I was brought up in a lower-middle class suburban family in New Zealand and was the first generation to attend university. For a future Church Historian it was not a family in which there was very much practise of Christianity: my father was an explicit agnostic. But I always had a love of history as a child and that led me to Christianity and the Church. After a period of atheism at university I returned to a vocation to the Anglican priesthood that had developed at secondary school and was ordained in the Diocese of Wellington and later moved to Melbourne as Associate Priest in St Peter’s Eastern Hill, where I was also Director of the Institute for Spiritual Studies in the parish. During this time I also studied for an MTheol. at the Melbourne College of Divinity. Then I went to the University of Edinburgh for PhD studies in Ecclesiastical History, researching a thesis on a nineteenth-century Episcopalian bishop who was tried for heresy over his Anglo-Catholicism. Unexpectedly I returned to Australia as Lecturer in Church History in the Perth College of Divinity. In 1994 the PCD staff integrated into Murdoch University as Full-Time Equivalent staff in what become the most integrated Theology program in an Australian University. This arrangement ceased in 2021 and I am now Professor of Church History at Wollaston Theological College and the University of Divinity to help the college work out its future within the university.
Career highlights as a Church Historian include supervision under a world-class historian in Professor Stewart Brown; the lucky break in having my PhD thesis published almost immediately by Oxford University Press; working in a secular university and its consequent challenges of being in a Theology programme in such a diverse cultural environment; and being General Editor of The Oxford History of Anglicanism and a leader in an international project of over 100 scholars.
What originally drew you to study Church History?
A love of history; and you can’t get far in western history particularly without encountering Christianity, both its marvels and its horrors. Then, as a parish priest, I realised what a resource the history of Christianity was in helping parishioners understand their own Christian experience and life journey.
What drew you to the MCD (now UD) to study with us as a student for your thesis on the origins of Anglo-Catholic missions?
Studying for my Master’s degree at MCD enabled me to study part-time with my parish duties, and under the supervision of a Church Historian, Fr Austin Cooper, who understood the field better than a more secular historian. This is important as Church History requires not just a knowledge of the history of Christianity, but also of biblical studies and Theology.
What research projects are you currently working on?
Following my wife’s death three years ago my research work has been very fitful. In the grievous life I now live I have managed on-going research on Scottish Episcopalian for a couple of invited book chapters, and a chapter on the theology of Bishop Hale of Perth also for a forthcoming book. My major project has been on the life of Bishop John Coleridge Patteson, the first Bishop of Melanesia, but this has been made even more fitful by Covid-19 cessation of travel and access to archives overseas.
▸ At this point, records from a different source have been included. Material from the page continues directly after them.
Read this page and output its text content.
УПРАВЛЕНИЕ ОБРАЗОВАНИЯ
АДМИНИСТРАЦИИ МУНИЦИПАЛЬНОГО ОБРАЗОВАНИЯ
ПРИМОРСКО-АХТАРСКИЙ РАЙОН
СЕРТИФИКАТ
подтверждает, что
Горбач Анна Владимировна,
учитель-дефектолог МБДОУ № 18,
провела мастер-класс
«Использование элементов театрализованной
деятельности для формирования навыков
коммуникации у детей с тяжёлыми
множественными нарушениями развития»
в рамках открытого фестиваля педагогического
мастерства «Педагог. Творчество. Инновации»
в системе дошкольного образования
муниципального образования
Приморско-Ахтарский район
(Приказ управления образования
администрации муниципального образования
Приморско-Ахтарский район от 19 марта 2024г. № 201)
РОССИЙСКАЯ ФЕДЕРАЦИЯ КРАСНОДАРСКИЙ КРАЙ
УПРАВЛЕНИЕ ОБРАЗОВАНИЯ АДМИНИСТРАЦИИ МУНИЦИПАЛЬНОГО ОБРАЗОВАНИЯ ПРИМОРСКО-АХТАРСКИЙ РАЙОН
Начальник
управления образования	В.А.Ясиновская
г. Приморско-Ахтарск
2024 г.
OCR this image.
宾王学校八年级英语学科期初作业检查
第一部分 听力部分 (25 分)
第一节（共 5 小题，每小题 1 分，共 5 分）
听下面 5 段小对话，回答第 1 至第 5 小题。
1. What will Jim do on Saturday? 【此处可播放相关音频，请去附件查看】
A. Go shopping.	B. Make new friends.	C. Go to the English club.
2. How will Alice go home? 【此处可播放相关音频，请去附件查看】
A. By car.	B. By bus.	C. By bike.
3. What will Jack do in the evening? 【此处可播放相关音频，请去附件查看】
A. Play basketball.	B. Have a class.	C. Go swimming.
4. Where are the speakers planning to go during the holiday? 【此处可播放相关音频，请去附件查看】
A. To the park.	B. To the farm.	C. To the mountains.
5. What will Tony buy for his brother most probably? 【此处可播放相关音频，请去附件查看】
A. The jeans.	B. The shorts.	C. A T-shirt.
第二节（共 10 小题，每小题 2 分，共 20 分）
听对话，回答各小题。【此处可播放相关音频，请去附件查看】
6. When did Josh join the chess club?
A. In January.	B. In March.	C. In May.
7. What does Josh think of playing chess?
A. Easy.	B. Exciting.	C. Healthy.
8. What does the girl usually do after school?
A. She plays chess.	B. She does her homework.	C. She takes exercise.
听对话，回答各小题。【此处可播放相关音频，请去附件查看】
Which of these are you most passionate about and why?
The Bishop Patteson project has been with me the longest and I began it because I wanted to challenge some aspects of the prevailing historiography in Christian mission history, which has often viewed mission too negatively as merely agents of western imperialism and culture. While some of these negative dimensions are certainly true, much mission historiography fails to address the critical self-awareness of these issues by missionaries themselves and to account for the enthusiasm for Christianity by indigenous adherents.
What encouragement would you give to people thinking about studying Church History?
Please do it. Church History is now the Cinderella of the theological disciplines, compared with its pre-eminence in the mid-twentieth century. However, I consider it remains fundamental to the study of Theology as it provides the necessary historical context to all biblical, theological, and ecclesiastical developments. No one can study Church History without being uplifted by the repeated sacrificial lives of Christians and downcast by Christianity’s abject surrenders to power and sin. Church History critically studied produces a healthy scepticism about various Christian claims, but also a fondness and deep respect for our subject when those claims are authentically lived out over the past two thousand years.